Las mujeres que bordaron su libertad by Thatiana Pretelt

Las mujeres que bordaron su libertad by Thatiana Pretelt

autor:Thatiana Pretelt [Pretelt, Thatiana]
La lengua: spa
Format: epub
Tags: Novela, Histórico
editor: ePubLibre
publicado: 2024-08-01T00:00:00+00:00


13

Ana caminaba todas las mañanas hasta el cuartel para que la dejaran ver a su hijo apenas unos minutos. En su recorrido evitaba pasar frente a la vivienda de don Cristóbal. No tenía noticias de él desde la última noche que durmieron juntos. El español no había cumplido la promesa de ayudar a Bernardo. Solo se le veía entrar a la misa los domingos de la mano con su esposa.

Bernardo, encerrado en una pequeña y oscura mazmorra, estaba desesperanzado, flaco y con la maleza de su indomable cabello creciendo. Rezaba todos los días para que agarraran al verdadero asesino. Las monjitas de la orden de Santo Domingo visitaban la cárcel y llevaban comida y la palabra de Dios a los presos. Una de ellas era muy joven y tenía una personalidad peculiar.

—Bernardo, te he traído algo que te va a gustar.

La hermana se sacaba, traviesa, de la manga de su hábito una conserva de la fruta que más abundaba en el mercado, la piña.

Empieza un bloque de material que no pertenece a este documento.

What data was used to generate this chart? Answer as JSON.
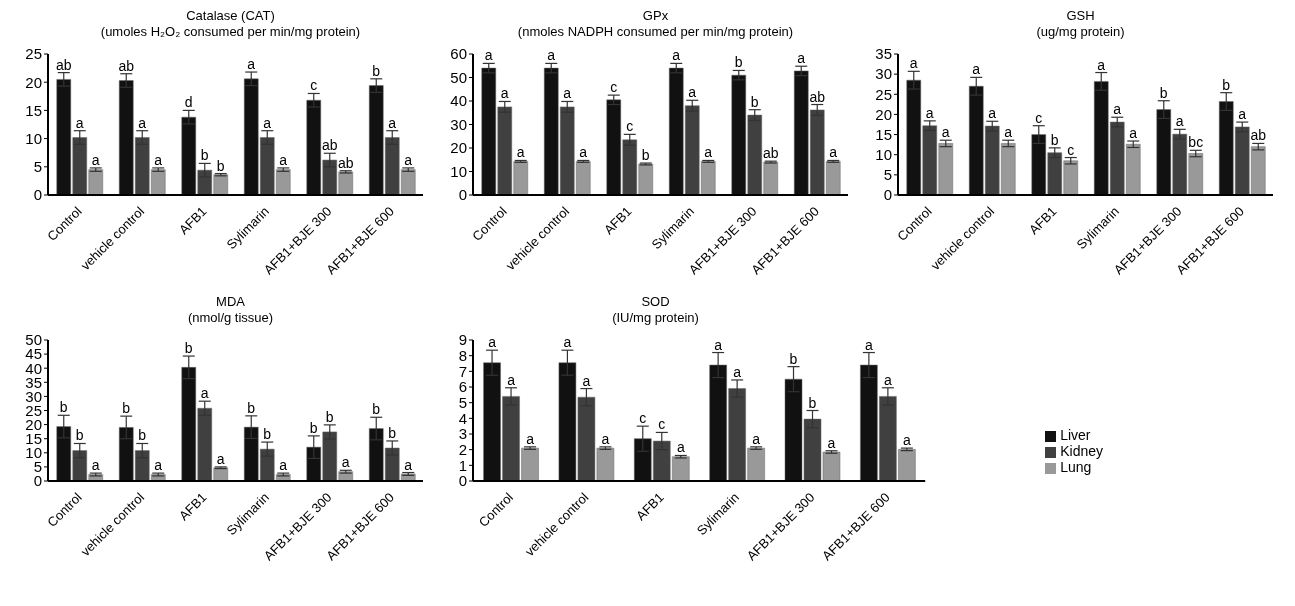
{
  "chart_data": [
    {
      "type": "bar",
      "title": "Catalase (CAT)",
      "subtitle": "(umoles H₂O₂ consumed per min/mg protein)",
      "categories": [
        "Control",
        "vehicle control",
        "AFB1",
        "Sylimarin",
        "AFB1+BJE 300",
        "AFB1+BJE 600"
      ],
      "ylim": [
        0,
        25
      ],
      "yticks": [
        0,
        5,
        10,
        15,
        20,
        25
      ],
      "grid": false,
      "series": [
        {
          "color": "#111111",
          "values": [
            20.5,
            20.3,
            13.8,
            20.6,
            16.8,
            19.4
          ],
          "errors": [
            1.2,
            1.2,
            1.2,
            1.2,
            1.2,
            1.2
          ],
          "value_labels": [
            "ab",
            "ab",
            "d",
            "a",
            "c",
            "b"
          ]
        },
        {
          "color": "#404040",
          "values": [
            10.2,
            10.2,
            4.4,
            10.2,
            6.2,
            10.2
          ],
          "errors": [
            1.2,
            1.2,
            1.2,
            1.2,
            1.2,
            1.2
          ],
          "value_labels": [
            "a",
            "a",
            "b",
            "a",
            "ab",
            "a"
          ]
        },
        {
          "color": "#999999",
          "values": [
            4.5,
            4.5,
            3.6,
            4.5,
            4.1,
            4.5
          ],
          "errors": [
            0.3,
            0.3,
            0.2,
            0.3,
            0.2,
            0.3
          ],
          "value_labels": [
            "a",
            "a",
            "b",
            "a",
            "ab",
            "a"
          ]
        }
      ]
    },
    {
      "type": "bar",
      "title": "GPx",
      "subtitle": "(nmoles NADPH consumed per min/mg protein)",
      "categories": [
        "Control",
        "vehicle control",
        "AFB1",
        "Sylimarin",
        "AFB1+BJE 300",
        "AFB1+BJE 600"
      ],
      "ylim": [
        0,
        60
      ],
      "yticks": [
        0,
        10,
        20,
        30,
        40,
        50,
        60
      ],
      "grid": false,
      "series": [
        {
          "color": "#111111",
          "values": [
            54,
            54,
            40.5,
            54,
            51,
            52.8
          ],
          "errors": [
            2,
            2,
            2,
            2,
            2,
            2
          ],
          "value_labels": [
            "a",
            "a",
            "c",
            "a",
            "b",
            "a"
          ]
        },
        {
          "color": "#404040",
          "values": [
            37.5,
            37.5,
            23.5,
            38,
            34,
            36.2
          ],
          "errors": [
            2.3,
            2.3,
            2.3,
            2.3,
            2.3,
            2.3
          ],
          "value_labels": [
            "a",
            "a",
            "c",
            "a",
            "b",
            "ab"
          ]
        },
        {
          "color": "#999999",
          "values": [
            14.3,
            14.3,
            13.2,
            14.3,
            14,
            14.3
          ],
          "errors": [
            0.4,
            0.4,
            0.4,
            0.4,
            0.4,
            0.4
          ],
          "value_labels": [
            "a",
            "a",
            "b",
            "a",
            "ab",
            "a"
          ]
        }
      ]
    },
    {
      "type": "bar",
      "title": "GSH",
      "subtitle": "(ug/mg protein)",
      "categories": [
        "Control",
        "vehicle control",
        "AFB1",
        "Sylimarin",
        "AFB1+BJE 300",
        "AFB1+BJE 600"
      ],
      "ylim": [
        0,
        35
      ],
      "yticks": [
        0,
        5,
        10,
        15,
        20,
        25,
        30,
        35
      ],
      "grid": false,
      "series": [
        {
          "color": "#111111",
          "values": [
            28.5,
            27,
            15,
            28.2,
            21.2,
            23.2
          ],
          "errors": [
            2.2,
            2.2,
            2.2,
            2.2,
            2.2,
            2.2
          ],
          "value_labels": [
            "a",
            "a",
            "c",
            "a",
            "b",
            "b"
          ]
        },
        {
          "color": "#404040",
          "values": [
            17.2,
            17.1,
            10.5,
            18.1,
            15.1,
            16.9
          ],
          "errors": [
            1.2,
            1.2,
            1.2,
            1.2,
            1.2,
            1.2
          ],
          "value_labels": [
            "a",
            "a",
            "b",
            "a",
            "a",
            "a"
          ]
        },
        {
          "color": "#999999",
          "values": [
            12.8,
            12.8,
            8.5,
            12.6,
            10.3,
            12
          ],
          "errors": [
            0.8,
            0.8,
            0.8,
            0.8,
            0.8,
            0.8
          ],
          "value_labels": [
            "a",
            "a",
            "c",
            "a",
            "bc",
            "ab"
          ]
        }
      ]
    },
    {
      "type": "bar",
      "title": "MDA",
      "subtitle": "(nmol/g tissue)",
      "categories": [
        "Control",
        "vehicle control",
        "AFB1",
        "Sylimarin",
        "AFB1+BJE 300",
        "AFB1+BJE 600"
      ],
      "ylim": [
        0,
        50
      ],
      "yticks": [
        0,
        5,
        10,
        15,
        20,
        25,
        30,
        35,
        40,
        45,
        50
      ],
      "grid": false,
      "series": [
        {
          "color": "#111111",
          "values": [
            19.3,
            19,
            40.3,
            19.1,
            12,
            18.6
          ],
          "errors": [
            4,
            4,
            4,
            4,
            4,
            4
          ],
          "value_labels": [
            "b",
            "b",
            "b",
            "b",
            "b",
            "b"
          ]
        },
        {
          "color": "#404040",
          "values": [
            10.8,
            10.8,
            25.8,
            11.3,
            17.4,
            11.7
          ],
          "errors": [
            2.5,
            2.5,
            2.5,
            2.5,
            2.5,
            2.5
          ],
          "value_labels": [
            "b",
            "b",
            "a",
            "b",
            "b",
            "b"
          ]
        },
        {
          "color": "#999999",
          "values": [
            2.3,
            2.3,
            4.7,
            2.3,
            3.3,
            2.5
          ],
          "errors": [
            0.5,
            0.5,
            0.3,
            0.5,
            0.5,
            0.5
          ],
          "value_labels": [
            "a",
            "a",
            "a",
            "a",
            "a",
            "a"
          ]
        }
      ]
    },
    {
      "type": "bar",
      "title": "SOD",
      "subtitle": "(IU/mg protein)",
      "categories": [
        "Control",
        "vehicle control",
        "AFB1",
        "Sylimarin",
        "AFB1+BJE 300",
        "AFB1+BJE 600"
      ],
      "ylim": [
        0,
        9
      ],
      "yticks": [
        0,
        1,
        2,
        3,
        4,
        5,
        6,
        7,
        8,
        9
      ],
      "grid": false,
      "legend": "right",
      "series": [
        {
          "name": "Liver",
          "color": "#111111",
          "values": [
            7.55,
            7.55,
            2.7,
            7.4,
            6.5,
            7.4
          ],
          "errors": [
            0.8,
            0.8,
            0.8,
            0.8,
            0.8,
            0.8
          ],
          "value_labels": [
            "a",
            "a",
            "c",
            "a",
            "b",
            "a"
          ]
        },
        {
          "name": "Kidney",
          "color": "#404040",
          "values": [
            5.4,
            5.35,
            2.55,
            5.9,
            3.95,
            5.4
          ],
          "errors": [
            0.55,
            0.55,
            0.55,
            0.55,
            0.55,
            0.55
          ],
          "value_labels": [
            "a",
            "a",
            "c",
            "a",
            "b",
            "a"
          ]
        },
        {
          "name": "Lung",
          "color": "#999999",
          "values": [
            2.1,
            2.1,
            1.55,
            2.1,
            1.85,
            2.02
          ],
          "errors": [
            0.08,
            0.08,
            0.08,
            0.08,
            0.08,
            0.08
          ],
          "value_labels": [
            "a",
            "a",
            "a",
            "a",
            "a",
            "a"
          ]
        }
      ]
    }
  ]
}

—Gracias, hermana Lucía. Deseo pedirle un gran favor.

—Tú dime y si está en mis manos, veo cómo resuelvo.

—Estoy muy preocupado por mi madre. La veo sola y desconcertada. Acompáñela, hermana. Ella es lo más grande de mi vida y no quisiera que se muriera de cabanga al verme aquí metido.

—No te preocupes, muchacho, yo me encargo de ella.

Y así fue. La monjita esperaba afuera del cuartel a Ana y caminaba junto a ella hasta la Puerta de Tierra. Gracias a esas caminatas, la madre de Bernardo encontró consuelo en la religiosa.

—Hermana, la vida no ha sido justa conmigo, pero yo tampoco con ella. Tuve un esposo bondadoso y no supe valorarlo. Murió sabiendo que le fui infiel por creer las mentiras de un embustero.

—Ana, solo Dios tiene derecho a juzgarnos —la consolaba la monja mientras se comía un pedazo de piña—. Los hombres son muy embusteros.

—¡Hermana, baje la voz! Si la escuchan la pueden castigar.

—Tienes razón. No debo hablar así. La madre superiora me castiga a punta de pan y agua porque dice que tengo la lengua muy larga —aceptaba la religiosa, riéndose y dándole fuerzas a la negra.

La hermana Lucía había nacido en Cartagena y desde los 12 años sus padres la habían ingresado en un convento, ya que decían que la niña era una oveja negra.

—¿Por qué desde tan temprano la mandaron al noviciado? —preguntaba Ana a la religiosa.

—Es que me gustaban muchos los niños y no me daba abasto para uno solo. ¡Ay, Rafael Antonio del Carmelo! ¿Dónde andarás con tus suaves labios y dulce lengua?

—¡Hermana!

—No te preocupes, Ana. Yo era muy chica e inocente… ¡y poco después descubrí que el descarado se escapaba en las noches con Pepita Montoya a bañarse desnudos en el río!

—¡Ay, Dios mío! ¡Madre! Qué cosas ha hecho usted. Yo le pido perdón a Dios por todos esos años de adulterio y doy gracias por la reconciliación de los Fernández Bautista.

La joven monja la miró maliciosa.

—¡Ana, no seas hipócrita! Muchas veces los padres nos dicen: «No sientan esto, no sientan aquello, que es pecado».